Aku menengok kepada Kak Anom sambil membetulkan kerudungku. Wajahnya serius memandang layar laptop. Kami berdua duduk di depan kaca satu arah yang membatasi ruangan kami dengan ruangan FGD (Focus Group Discussion).
Hari ini, kami berdua datang ke tempat fieldwork yang dilangsungkan oleh vendor kami. Kak Anom datang lebih pagi dari semua orang. Penampilannya sederhana namun rapi (dia selalu terlihat kasual, mengenakan kemeja lengan pendek, celana jeans, dan sepatu sporty). Rambutnya yang panjang hanya sampai ke pundak membuatnya terlihat “anggun” – aku tidak dapat menahan diri untuk memberi tanda kutip pada kesanku itu, karena Kak Anom selalu menatap dengan pandangan remeh kepada orang yang memberinya pujian berkonotasi feminim. “Cantik” adalah sebutan yang sepertinya sangat dibenci Kak Anom.
Nama panjangnya Yulianti Nastiti Pareanom – orang yang baru pertama kali bertemu dengannnya (dan tentu saja mengetahui dirinya perempuan) dengan mudah akan memangilnya ‘Yuli’, ‘Anti’, atau ‘Asti’. Seolah tidak ingin membetulkan kesalahan orang-orang, dia selalu memperkenalkan diri lebih dahulu dan selalu menekankan agar lawan bicaranya memanggilnya dengan sebutan yang kupakai sekarang. Tentu saja, aku tidak pernah bertanya mengapa – panggilan ‘Anom’ menurutku lebih terkesan maskulin.

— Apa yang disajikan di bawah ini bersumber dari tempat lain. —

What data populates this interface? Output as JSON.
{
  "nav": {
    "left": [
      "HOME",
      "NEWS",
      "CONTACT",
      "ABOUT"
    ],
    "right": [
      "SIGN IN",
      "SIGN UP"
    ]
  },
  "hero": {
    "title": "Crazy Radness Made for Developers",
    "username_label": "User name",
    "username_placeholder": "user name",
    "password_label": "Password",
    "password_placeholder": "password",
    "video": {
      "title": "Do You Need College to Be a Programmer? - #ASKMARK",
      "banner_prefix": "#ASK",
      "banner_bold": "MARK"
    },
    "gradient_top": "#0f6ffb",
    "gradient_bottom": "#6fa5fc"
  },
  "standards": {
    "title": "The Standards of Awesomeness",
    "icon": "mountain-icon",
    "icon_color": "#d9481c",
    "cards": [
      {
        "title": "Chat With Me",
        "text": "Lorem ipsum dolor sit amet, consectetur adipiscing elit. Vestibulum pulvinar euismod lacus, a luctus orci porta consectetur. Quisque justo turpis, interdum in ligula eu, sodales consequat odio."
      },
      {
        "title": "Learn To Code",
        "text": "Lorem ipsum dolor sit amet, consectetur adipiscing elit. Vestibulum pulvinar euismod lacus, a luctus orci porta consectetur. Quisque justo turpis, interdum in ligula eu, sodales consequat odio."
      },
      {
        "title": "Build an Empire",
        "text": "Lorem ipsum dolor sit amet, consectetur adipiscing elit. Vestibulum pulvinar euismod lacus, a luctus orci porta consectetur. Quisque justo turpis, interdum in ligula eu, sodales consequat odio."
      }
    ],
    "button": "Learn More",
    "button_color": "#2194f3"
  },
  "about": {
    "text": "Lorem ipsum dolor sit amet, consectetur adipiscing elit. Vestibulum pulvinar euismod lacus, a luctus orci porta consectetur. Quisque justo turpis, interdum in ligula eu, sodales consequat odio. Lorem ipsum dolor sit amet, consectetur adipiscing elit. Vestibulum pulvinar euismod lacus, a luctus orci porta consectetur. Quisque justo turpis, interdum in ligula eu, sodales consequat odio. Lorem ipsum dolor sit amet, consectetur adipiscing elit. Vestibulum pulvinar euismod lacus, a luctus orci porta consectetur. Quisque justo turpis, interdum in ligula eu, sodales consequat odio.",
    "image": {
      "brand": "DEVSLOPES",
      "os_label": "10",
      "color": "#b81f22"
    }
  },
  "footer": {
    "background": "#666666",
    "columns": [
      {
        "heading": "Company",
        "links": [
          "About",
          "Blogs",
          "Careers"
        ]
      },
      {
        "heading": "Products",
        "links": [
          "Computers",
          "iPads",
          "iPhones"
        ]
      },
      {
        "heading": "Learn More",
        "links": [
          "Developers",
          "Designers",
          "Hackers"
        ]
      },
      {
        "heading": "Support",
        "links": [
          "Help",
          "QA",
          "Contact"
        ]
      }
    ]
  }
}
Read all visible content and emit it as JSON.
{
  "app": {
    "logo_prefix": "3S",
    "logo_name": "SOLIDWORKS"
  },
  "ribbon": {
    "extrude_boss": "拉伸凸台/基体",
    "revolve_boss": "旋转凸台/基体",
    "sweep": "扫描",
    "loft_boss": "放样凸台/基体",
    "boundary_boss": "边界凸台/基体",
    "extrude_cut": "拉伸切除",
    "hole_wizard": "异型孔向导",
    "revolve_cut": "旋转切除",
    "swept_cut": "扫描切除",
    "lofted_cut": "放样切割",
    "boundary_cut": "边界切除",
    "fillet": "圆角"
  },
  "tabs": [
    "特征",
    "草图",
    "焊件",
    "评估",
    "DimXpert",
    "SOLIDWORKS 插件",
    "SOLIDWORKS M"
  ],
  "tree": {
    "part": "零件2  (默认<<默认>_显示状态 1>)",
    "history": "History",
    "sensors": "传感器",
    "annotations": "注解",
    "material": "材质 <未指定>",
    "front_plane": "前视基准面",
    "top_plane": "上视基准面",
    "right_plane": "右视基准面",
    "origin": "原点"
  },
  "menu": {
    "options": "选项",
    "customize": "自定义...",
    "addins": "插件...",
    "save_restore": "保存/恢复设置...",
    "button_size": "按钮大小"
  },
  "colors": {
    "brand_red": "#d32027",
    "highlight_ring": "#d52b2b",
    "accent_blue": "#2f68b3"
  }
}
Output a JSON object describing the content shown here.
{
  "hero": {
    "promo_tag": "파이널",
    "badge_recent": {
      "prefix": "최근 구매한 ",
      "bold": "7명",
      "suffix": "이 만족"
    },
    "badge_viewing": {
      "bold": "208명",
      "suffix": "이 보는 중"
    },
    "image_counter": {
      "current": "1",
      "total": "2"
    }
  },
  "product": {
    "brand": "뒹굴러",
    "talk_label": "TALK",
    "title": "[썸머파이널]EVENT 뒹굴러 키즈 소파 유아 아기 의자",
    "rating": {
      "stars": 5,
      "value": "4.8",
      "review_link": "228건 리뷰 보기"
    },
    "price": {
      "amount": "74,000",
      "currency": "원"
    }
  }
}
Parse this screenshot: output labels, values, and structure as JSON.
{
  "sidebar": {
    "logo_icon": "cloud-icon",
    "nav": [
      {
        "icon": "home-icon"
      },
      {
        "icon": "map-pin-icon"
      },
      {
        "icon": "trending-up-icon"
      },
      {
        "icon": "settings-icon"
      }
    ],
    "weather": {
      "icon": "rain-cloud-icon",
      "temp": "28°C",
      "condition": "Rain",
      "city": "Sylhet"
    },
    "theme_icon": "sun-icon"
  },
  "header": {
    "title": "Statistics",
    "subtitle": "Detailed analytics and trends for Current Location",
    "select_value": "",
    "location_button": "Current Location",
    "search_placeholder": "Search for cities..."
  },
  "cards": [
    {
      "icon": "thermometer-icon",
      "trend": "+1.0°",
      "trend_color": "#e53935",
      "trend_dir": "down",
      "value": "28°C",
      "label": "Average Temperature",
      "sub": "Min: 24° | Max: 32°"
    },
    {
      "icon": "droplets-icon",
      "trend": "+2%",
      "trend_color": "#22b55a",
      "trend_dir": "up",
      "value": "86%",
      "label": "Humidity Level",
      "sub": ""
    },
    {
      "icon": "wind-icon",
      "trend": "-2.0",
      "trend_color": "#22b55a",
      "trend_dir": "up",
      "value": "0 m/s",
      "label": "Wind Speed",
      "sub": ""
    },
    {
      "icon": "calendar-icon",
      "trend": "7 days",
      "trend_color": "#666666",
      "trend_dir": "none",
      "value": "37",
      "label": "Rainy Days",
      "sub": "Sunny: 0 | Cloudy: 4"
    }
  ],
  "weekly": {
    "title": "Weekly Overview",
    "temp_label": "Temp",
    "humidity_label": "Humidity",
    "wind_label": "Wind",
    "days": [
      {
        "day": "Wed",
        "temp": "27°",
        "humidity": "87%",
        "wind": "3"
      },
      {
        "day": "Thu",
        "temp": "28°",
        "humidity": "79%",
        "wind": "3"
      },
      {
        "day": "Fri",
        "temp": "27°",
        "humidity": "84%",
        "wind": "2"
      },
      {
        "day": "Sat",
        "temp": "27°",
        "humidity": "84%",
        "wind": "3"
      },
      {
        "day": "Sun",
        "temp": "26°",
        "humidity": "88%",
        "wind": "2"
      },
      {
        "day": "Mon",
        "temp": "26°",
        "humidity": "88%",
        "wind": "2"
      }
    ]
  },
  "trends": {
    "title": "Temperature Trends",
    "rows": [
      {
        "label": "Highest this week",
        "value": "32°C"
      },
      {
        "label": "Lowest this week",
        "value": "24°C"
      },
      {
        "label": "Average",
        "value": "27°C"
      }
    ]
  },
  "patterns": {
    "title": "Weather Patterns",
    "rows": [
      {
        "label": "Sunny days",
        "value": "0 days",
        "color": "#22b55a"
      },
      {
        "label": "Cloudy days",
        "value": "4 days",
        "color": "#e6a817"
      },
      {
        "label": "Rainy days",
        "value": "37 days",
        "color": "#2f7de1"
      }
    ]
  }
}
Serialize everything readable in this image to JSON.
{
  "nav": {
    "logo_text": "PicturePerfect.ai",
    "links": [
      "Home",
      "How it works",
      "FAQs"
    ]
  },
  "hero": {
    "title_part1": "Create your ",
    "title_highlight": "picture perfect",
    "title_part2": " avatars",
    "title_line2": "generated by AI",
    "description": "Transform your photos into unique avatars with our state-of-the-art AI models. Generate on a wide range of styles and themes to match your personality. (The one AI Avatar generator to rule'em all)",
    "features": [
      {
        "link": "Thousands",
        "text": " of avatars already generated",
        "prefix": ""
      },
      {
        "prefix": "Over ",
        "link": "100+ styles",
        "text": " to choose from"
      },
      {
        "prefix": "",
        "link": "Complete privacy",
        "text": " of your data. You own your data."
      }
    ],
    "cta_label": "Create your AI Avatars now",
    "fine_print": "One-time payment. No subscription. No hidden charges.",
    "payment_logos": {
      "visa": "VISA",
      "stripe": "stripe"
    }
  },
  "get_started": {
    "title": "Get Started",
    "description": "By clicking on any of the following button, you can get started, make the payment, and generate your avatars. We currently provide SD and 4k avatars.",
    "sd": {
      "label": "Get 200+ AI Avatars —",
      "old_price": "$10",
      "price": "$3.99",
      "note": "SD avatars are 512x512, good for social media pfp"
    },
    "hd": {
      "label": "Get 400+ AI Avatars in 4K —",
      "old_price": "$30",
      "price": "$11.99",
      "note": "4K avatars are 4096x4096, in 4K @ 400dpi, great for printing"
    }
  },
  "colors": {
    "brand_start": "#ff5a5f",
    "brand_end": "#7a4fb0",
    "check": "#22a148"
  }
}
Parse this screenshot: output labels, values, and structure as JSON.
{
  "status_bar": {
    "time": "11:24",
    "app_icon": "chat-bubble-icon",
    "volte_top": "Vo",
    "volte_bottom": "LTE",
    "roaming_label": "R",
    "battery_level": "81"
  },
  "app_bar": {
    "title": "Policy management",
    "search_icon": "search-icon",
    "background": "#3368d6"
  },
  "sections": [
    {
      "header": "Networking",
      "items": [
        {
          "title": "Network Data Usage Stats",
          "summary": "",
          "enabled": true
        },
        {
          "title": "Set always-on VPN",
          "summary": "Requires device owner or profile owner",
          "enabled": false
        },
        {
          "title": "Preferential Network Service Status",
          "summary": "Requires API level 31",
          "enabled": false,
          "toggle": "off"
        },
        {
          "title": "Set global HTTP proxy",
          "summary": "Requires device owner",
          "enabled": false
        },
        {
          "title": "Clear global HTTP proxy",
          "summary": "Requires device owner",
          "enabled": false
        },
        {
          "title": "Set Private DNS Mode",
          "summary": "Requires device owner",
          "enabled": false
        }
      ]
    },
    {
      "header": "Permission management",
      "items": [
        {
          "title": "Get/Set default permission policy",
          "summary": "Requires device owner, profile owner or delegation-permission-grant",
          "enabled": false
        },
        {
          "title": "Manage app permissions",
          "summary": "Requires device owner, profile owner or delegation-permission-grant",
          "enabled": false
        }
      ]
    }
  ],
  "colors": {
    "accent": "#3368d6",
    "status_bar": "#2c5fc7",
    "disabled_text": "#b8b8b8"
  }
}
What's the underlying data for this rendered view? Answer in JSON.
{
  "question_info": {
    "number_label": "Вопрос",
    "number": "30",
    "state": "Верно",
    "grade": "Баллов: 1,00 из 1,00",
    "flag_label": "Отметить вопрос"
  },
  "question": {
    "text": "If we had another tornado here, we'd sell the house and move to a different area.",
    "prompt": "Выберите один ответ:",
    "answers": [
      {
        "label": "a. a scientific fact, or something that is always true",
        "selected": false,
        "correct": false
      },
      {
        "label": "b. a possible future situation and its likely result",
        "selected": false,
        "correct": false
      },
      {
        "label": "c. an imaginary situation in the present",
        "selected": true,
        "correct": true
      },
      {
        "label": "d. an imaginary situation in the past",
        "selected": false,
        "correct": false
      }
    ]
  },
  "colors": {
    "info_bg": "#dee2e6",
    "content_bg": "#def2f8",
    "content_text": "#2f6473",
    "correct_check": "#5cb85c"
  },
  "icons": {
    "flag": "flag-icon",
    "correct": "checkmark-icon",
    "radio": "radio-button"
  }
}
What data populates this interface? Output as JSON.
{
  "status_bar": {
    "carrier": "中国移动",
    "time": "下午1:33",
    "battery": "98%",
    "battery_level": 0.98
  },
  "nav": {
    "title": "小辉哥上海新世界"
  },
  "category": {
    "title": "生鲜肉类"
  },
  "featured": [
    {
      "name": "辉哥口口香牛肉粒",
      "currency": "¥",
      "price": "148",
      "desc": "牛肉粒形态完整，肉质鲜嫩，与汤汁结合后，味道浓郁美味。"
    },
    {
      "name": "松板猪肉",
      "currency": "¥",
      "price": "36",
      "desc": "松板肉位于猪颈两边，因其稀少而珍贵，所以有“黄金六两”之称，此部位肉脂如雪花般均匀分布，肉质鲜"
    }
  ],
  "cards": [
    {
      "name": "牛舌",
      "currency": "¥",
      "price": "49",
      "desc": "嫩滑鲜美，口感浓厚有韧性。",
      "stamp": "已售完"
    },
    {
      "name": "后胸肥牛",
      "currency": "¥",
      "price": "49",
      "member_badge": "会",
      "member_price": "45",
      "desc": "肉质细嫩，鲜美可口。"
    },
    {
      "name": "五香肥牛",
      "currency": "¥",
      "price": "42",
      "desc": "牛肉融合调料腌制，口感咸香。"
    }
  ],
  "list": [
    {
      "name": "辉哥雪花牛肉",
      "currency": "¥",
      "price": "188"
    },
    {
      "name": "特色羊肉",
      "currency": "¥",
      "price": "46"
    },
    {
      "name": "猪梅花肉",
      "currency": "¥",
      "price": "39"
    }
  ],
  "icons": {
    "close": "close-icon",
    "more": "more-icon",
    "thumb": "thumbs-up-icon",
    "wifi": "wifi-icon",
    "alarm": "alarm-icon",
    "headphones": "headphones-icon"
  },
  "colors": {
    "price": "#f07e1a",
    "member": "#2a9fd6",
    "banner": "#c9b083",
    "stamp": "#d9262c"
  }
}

Kak Anom memanggilku, matanya masih memandang layar laptop. “Coba tanya Dani kapan FGD bisa dimulai? 15 menit lagi sudah jam 10. Profil responden juga belum diberikan.”
Aku menggeser kursi dan beranjak dari ruang witness. Dani adalah perwakilan vendor kami. Aku mengenalnya dari awal masa probation, lebih dikarenakan dirinyalah yang paling sering menjawab email kami.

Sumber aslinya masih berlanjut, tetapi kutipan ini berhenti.